Os procuradores ainda dizem que o "comando normativo do decreto anula o poder de polícia da Polícia Federal de examinar os fundamentos da declaração". "A partir de agora, a administração não pode mais valorar as razões do interessado, pois, "presume-se a veracidade dos fatos e das circunstâncias por ele afirmadas" e, para recusá-las, teria que comprovar documentalmente que o conteúdo material subjetivo da declaração não é verdadeiro".
"Evidente que, com isso, a lei virou letra morta, pois não mais será necessário demonstrar uma "pessoal e efetiva necessidade". O decreto já a presume, quase absolutamente. A rigor, nem relativa é a presunção, pois a prova exigida para elidi-la é praticamente impossível de se produzir", argumentam.
Até 4 armas
Os procuradores ainda afirmam que, "apesar da redação um tanto confusa, o dispositivo autoriza que todo cidadão adquira até 4 armas, sem qualquer comprovação da efetiva necessidade". "Entretanto, é possível dispor de um arsenal ainda maior, desde que se alegue "a caracterização da efetiva necessidade se presentes outros fatos e circunstâncias que a justifique".
"Não fica claro se, nesse caso, será exigida alguma demonstração da real necessidade ou se também se aplica a presunção de veracidade absoluta. Em que pese a má qualidade da redação, que prejudica fortemente a compreensão da norma, é indiscutível que o Decreto autoriza a posse de inúmeras (ao menos 4) armas de fogo por uma mesma pessoa ou empresa, sem qualquer necessidade de demonstração da razão", afirmam.
Insegurança
Os procuradores lembram que, como "aponta o Instituto Sou da Paz, em nota publicada no dia 8 de maio de 2019, o artigo 2º, inciso I, do Decreto nº 9.785/1921 ampliou o conceito de arma de uso permitido, "autorizando que civis tenham acesso a armas que hoje são usadas pelas Forças Armadas e de segurança pública. Ex: pistolas 9mm, pistola .40, pistola .45, carabina semiautomática .40, espingarda semiautomática calibre 12".
A Procuradoria dos Direitos do Cidadão alerta que "em muitos Estados da federação, os civis terão acesso a armas de fogo com maior poder lesivo do que aquelas que as próprias forças públicas de segurança portam". "Quando se conjuga esse dado com aqueles apontados no item I dessa representação, percebe-se o enorme risco a que se está submetendo a sociedade brasileira e o direito fundamental à segurança, pois inevitavelmente parte desse enorme armamento terminará sendo apropriado por organizações criminosas e milícias urbanas ou rurais e então empregadas em atividades criminosas".

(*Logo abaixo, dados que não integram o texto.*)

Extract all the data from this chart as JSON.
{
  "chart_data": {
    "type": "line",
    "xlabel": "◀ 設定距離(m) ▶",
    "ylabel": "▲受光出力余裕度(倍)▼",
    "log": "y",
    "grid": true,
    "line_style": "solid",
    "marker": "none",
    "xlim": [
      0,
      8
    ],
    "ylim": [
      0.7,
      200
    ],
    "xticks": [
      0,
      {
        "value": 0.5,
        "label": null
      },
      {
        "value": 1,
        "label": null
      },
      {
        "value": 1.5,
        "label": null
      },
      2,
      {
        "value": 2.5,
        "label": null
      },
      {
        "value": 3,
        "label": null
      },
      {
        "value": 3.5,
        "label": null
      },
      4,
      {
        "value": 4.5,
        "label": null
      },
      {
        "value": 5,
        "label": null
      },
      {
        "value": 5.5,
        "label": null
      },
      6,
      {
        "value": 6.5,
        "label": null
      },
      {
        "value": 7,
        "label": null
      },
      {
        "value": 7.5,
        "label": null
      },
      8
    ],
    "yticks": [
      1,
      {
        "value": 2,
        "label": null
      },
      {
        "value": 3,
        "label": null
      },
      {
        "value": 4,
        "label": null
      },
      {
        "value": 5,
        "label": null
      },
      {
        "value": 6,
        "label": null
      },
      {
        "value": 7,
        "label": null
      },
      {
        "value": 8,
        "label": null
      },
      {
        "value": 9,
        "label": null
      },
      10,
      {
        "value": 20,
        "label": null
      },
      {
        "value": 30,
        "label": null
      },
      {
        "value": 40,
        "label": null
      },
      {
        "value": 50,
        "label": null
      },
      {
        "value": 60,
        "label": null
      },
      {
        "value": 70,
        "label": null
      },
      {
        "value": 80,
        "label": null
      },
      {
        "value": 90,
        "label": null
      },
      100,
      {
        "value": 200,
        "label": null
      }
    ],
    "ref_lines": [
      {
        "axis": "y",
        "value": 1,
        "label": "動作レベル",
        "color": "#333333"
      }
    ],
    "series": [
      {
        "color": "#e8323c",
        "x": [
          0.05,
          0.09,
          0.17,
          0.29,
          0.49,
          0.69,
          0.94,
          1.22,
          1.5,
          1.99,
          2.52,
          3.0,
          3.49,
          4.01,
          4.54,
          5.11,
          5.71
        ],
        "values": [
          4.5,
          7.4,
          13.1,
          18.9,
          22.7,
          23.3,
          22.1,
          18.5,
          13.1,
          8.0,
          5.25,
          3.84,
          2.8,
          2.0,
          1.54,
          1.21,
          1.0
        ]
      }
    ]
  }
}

"É o próprio Estado facilitando o aumento de poder de fogo de infratores da lei vis a vis o aparato público de segurança", argumentam.
Porte
Os procuradores dizem que "o novo regulamento editado pelo Decreto nº 9.587/19, no seu afã de liberar o porte de armas ao máximo para a população, investiu como raras vezes visto contra uma lei de regência". Lembram que "foi instituída uma relação de mais de 20 profissões ou circunstâncias para as quais se presume a situação pessoal de risco ou de ameaça à integridade física".
"Tão somente esse dispositivo é de enorme impacto no direito à segurança e suficiente para demonstrar a manifesta ilegalidade do regulamento. Por ele, cerca de 19 milhões de pessoas poderão fazer jus ao porte de armas de fogo Isso apesar de a Lei ter como regra a proibição geral do porte", sustentam, a respeito dos dispositivos que preveem a possibilidade de concessão de porte.